Маяковский и Эльза мрачные. Мрак оттого, что сразу по приезде Маяковский получил из главной префектуры (полиции) предложение покинуть Францию в двадцать четыре часа, несмотря на то что у него была виза на месяц. Они с Эльзой отправились в префектуру узнать, в чем дело. Попали в кабинет к важному чиновнику. Маяковский не говорит по-французски, и Эльза выясняет обстоятельства дела. Чиновник заявляет:
– Мы не хотим, чтобы к нам приезжали люди, которые, покинув Францию, грубо нас критикуют, издеваются над избранниками народа и все это опубликовывают у себя на родине.
Эльза переводит сказанное Маяковскому – он утверждает, что это недоразумение.
– Значит, вы не писали?
– Нет.
Чиновник нажимает кнопку на столе, и в комнате возникает молодой человек, которому он что-то тихо говорит. Молодой человек удаляется и вскоре возвращается – в руках у него газета «Известия».
– Вы, вероятно, узнаете это? – спрашивает чиновник.
Не узнать напечатанного в «Известиях» стихотворения «Телеграмма мусье Пуанкаре и Мильерану» было невозможно.

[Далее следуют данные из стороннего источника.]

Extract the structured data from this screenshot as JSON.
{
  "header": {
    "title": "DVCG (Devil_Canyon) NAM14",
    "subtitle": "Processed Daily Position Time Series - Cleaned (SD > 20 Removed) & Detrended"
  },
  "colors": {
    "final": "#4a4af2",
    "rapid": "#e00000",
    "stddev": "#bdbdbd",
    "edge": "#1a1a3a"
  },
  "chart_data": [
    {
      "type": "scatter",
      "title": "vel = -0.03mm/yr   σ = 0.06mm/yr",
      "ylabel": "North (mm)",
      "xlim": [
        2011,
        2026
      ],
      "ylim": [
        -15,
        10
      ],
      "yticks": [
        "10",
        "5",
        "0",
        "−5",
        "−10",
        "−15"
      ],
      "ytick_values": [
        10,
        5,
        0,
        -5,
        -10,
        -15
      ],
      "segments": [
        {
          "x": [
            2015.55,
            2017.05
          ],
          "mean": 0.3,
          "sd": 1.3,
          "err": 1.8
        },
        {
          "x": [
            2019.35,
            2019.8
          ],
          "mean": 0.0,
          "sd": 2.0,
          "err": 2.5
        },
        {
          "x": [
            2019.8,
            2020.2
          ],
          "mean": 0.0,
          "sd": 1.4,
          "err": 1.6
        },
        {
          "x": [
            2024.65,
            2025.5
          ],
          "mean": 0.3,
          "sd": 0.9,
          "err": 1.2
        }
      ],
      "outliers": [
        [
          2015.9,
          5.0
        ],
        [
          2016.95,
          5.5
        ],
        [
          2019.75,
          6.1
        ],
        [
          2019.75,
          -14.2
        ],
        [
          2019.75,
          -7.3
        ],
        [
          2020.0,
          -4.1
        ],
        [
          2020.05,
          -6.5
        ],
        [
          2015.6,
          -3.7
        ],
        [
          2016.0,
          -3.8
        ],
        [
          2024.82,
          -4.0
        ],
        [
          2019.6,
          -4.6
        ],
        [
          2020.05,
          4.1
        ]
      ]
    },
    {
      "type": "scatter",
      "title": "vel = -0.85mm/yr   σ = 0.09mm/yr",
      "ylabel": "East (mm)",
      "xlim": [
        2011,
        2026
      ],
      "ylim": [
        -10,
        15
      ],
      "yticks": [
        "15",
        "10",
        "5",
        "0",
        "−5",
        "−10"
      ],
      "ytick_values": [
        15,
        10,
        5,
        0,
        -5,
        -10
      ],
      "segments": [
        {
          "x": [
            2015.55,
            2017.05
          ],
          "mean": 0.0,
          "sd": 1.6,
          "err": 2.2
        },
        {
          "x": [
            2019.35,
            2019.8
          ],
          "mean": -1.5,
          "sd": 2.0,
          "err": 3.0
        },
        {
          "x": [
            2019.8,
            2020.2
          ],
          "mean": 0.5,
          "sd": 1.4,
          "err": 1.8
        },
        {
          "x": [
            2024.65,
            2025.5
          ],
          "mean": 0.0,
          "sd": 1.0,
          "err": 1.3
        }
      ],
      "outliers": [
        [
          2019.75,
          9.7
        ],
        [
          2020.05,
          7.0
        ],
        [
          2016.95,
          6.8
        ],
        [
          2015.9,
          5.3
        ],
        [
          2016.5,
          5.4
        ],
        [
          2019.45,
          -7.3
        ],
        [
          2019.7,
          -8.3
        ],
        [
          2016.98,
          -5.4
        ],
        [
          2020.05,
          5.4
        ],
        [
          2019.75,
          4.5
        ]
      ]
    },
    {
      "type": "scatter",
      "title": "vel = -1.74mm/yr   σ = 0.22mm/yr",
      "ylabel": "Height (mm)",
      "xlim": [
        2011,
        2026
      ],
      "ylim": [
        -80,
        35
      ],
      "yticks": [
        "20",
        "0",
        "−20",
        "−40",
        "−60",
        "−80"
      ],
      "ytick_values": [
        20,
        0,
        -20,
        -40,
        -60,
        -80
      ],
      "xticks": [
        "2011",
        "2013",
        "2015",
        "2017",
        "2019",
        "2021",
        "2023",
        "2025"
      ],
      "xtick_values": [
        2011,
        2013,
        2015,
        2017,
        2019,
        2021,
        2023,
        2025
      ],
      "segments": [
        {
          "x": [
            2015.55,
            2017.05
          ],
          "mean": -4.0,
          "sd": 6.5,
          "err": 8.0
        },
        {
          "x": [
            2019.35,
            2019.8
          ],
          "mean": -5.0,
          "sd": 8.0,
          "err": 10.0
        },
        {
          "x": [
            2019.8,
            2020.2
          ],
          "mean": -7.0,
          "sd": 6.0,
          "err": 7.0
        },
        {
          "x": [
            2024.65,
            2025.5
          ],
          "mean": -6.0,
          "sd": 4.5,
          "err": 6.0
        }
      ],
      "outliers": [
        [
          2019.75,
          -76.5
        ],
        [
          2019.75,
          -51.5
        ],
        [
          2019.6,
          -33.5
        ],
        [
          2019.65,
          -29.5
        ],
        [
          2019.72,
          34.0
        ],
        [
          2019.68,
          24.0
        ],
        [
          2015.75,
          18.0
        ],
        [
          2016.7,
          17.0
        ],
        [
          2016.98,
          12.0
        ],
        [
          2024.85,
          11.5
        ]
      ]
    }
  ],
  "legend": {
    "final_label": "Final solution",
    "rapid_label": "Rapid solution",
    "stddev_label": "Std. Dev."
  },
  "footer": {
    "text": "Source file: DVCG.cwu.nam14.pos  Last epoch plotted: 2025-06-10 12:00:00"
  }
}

Деваться некуда. Маяковский говорит, что ведь французы, очевидно, согласились с его мнением: сняли Пуанкаре с его высокого поста и заменили другим. Эльза пытается убедить чиновника, что Маяковский не представляет опасности для Франции – он не говорит ни слова по-французски. Вдруг Маяковский, узнав, что она сказала, произносит: «Jambon»[53]. Чиновник мрачно повторяет, что Маяковский должен быть через двадцать четыре часа за пределами Франции.
…Словом —
мир сплошной:
некуда деться,
от Мосула
до Рура
благоволение во человецех.
Одно меня настраивает хмуро.
Чтоб выяснить это,
шлю телеграмму
с оплаченным ответом:
«Париж
(точка,
две тиры)
Пуанкаре – Мильерану.
Обоим
(точка).
Сообщите —
если это называется миры,
то что
у вас
называется мордобоем?»
Но литературная общественность Парижа, особенно молодые поэты, узнав, что Маяковского лишили визы, стали срочно собирать подписи протеста. На следующий день я с утра примчалась к Эльзе узнать, как дела Маяковского. Угроза выселения еще оставалась в силе. Кто-то из поэтов по телефону просил Эльзу и Маяковского быть в двенадцать часов дня в кафе – там должны собраться поэты и привезти петицию с подписями, которых было уже более трехсот. За Маяковским должен заехать один из поэтов. Владимир Владимирович сказал мне: «Едем с нашими – может, будет интересно». Мы подъехали на такси и вошли. Это кафе, где часто собирались рабочие. Внутри стояли большие столы из толстых досок, скамьи и табуреты. В одном из отсеков помещения, у окна на улицу, за столом и вокруг собрались желавшие помочь Маяковскому – их было много. Раздались аплодисменты, кричали: «Маяковский!» Он приветствовал всех поднятой рукой. Сел. Все шумели и толпились вокруг. Эльза была переводческой инстанцией между Маяковским и собравшимися. Продолжали входить опоздавшие. Кто-то сказал: «Может, лучше не делать много шума?…» – «Нет, наоборот!» Выяснилось, что собрались для демонстрации преданности Маяковскому и возмущения префектурой. Кто-то подошел и показал большие листы с подписями. «Мы добьемся, вы останетесь в Париже! Выбраны делегаты, поедут разговаривать с полицией…» Маяковский был растроган, нежно улыбался и вдруг опять мрачнел. Его очень раздражало незнание языка. Кто-то предложил читать стихи. Желторотый поэт влез на стол и читал с руладами очень благозвучные стихи. Маяковский достал из кармана монетку – вопрошал и проверял судьбу: выходило «решка». Он раздражился, встал, оперся на палку, поднял руку – все затихли, и он, прочитав стихи, быстро направился на улицу.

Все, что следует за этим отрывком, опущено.